A study by Alyson Andreasen et al., published in the Journal of Wildlife Management earlier this year, examined the fate of cougars caught in leghold traps and lethal snares set for other furbearers, particularly bobcats. The results were grim.
Two GPS-collared female cougars were found dead with wounds clearly associated with foothold traps. The researchers believe one was caring for young. She escaped from the trap but left a paw behind, made no large kills afterwards, and died three weeks later. A second was released, but eventually lost two toes from the trauma and starved. Some cougars, upon release, engaged in reduced movement and apparently had to rely on more readily available food sources—domestic sheep and discarded bones from a cattle ranch. The authors concluded that “capture in non-target foothold traps decreases survival of adult female cougars directly by causing injuries that eventually result in mortality, and indirectly by increasing susceptibility to other forms of mortality.”
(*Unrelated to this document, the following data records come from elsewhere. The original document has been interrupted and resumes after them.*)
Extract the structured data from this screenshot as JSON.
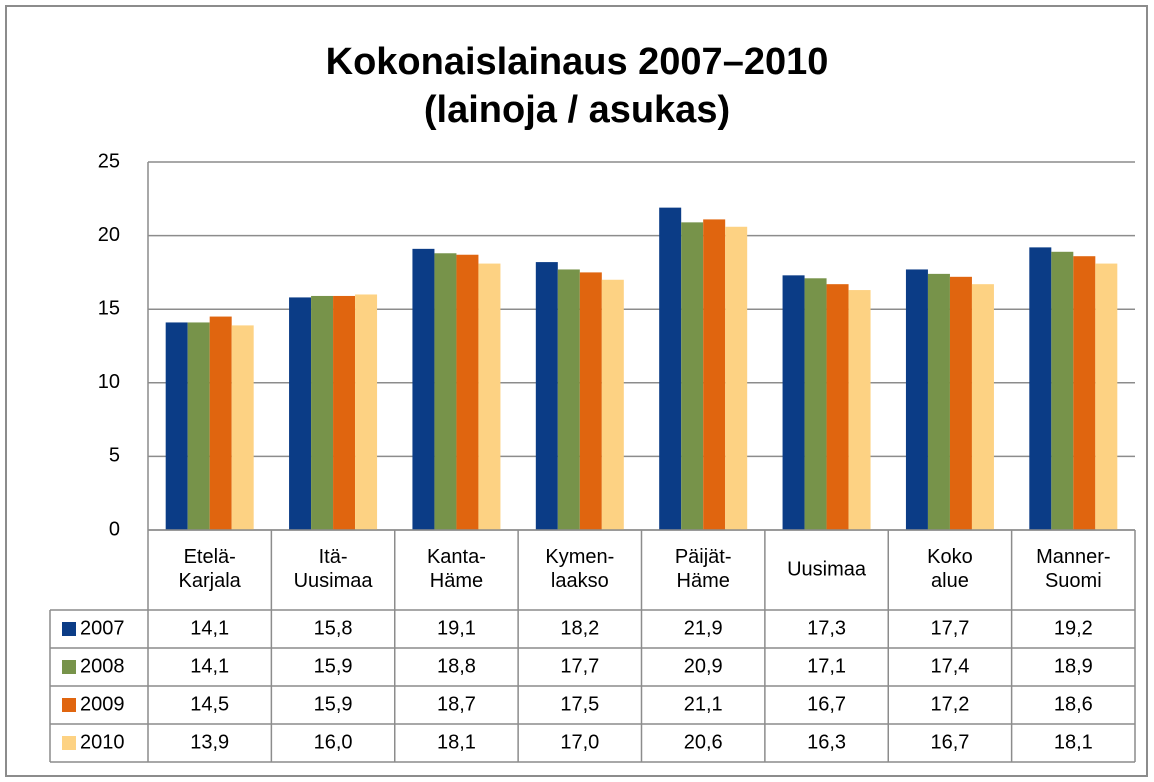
{
  "chart_data": {
    "type": "bar",
    "title": "Kokonaislainaus 2007–2010",
    "subtitle": "(lainoja / asukas)",
    "categories": [
      "Etelä-\nKarjala",
      "Itä-\nUusimaa",
      "Kanta-\nHäme",
      "Kymen-\nlaakso",
      "Päijät-\nHäme",
      "Uusimaa",
      "Koko\nalue",
      "Manner-\nSuomi"
    ],
    "series": [
      {
        "name": "2007",
        "color": "#0b3c86",
        "values": [
          14.1,
          15.8,
          19.1,
          18.2,
          21.9,
          17.3,
          17.7,
          19.2
        ],
        "value_labels": [
          "14,1",
          "15,8",
          "19,1",
          "18,2",
          "21,9",
          "17,3",
          "17,7",
          "19,2"
        ]
      },
      {
        "name": "2008",
        "color": "#77934a",
        "values": [
          14.1,
          15.9,
          18.8,
          17.7,
          20.9,
          17.1,
          17.4,
          18.9
        ],
        "value_labels": [
          "14,1",
          "15,9",
          "18,8",
          "17,7",
          "20,9",
          "17,1",
          "17,4",
          "18,9"
        ]
      },
      {
        "name": "2009",
        "color": "#e0650f",
        "values": [
          14.5,
          15.9,
          18.7,
          17.5,
          21.1,
          16.7,
          17.2,
          18.6
        ],
        "value_labels": [
          "14,5",
          "15,9",
          "18,7",
          "17,5",
          "21,1",
          "16,7",
          "17,2",
          "18,6"
        ]
      },
      {
        "name": "2010",
        "color": "#fdd283",
        "values": [
          13.9,
          16.0,
          18.1,
          17.0,
          20.6,
          16.3,
          16.7,
          18.1
        ],
        "value_labels": [
          "13,9",
          "16,0",
          "18,1",
          "17,0",
          "20,6",
          "16,3",
          "16,7",
          "18,1"
        ]
      }
    ],
    "ylim": [
      0,
      25
    ],
    "yticks": [
      0,
      5,
      10,
      15,
      20,
      25
    ],
    "grid": true
  }
}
The research was conducted in Nevada, which provides trappers 96 hours before they must return to steel-jaw leghold traps and other restraining devices they have set. Within the study area, mortality as a result of accidental capture in traps was the second highest killer of adult cougars, behind only hunting. Trappers are supposed to inform the state game agency when this happens, but within the study area, nearly a quarter of such incidents were not reported. The authors called on regulatory oversight agencies to address the traumatic and often deadly impact of nontarget trapping on cougars.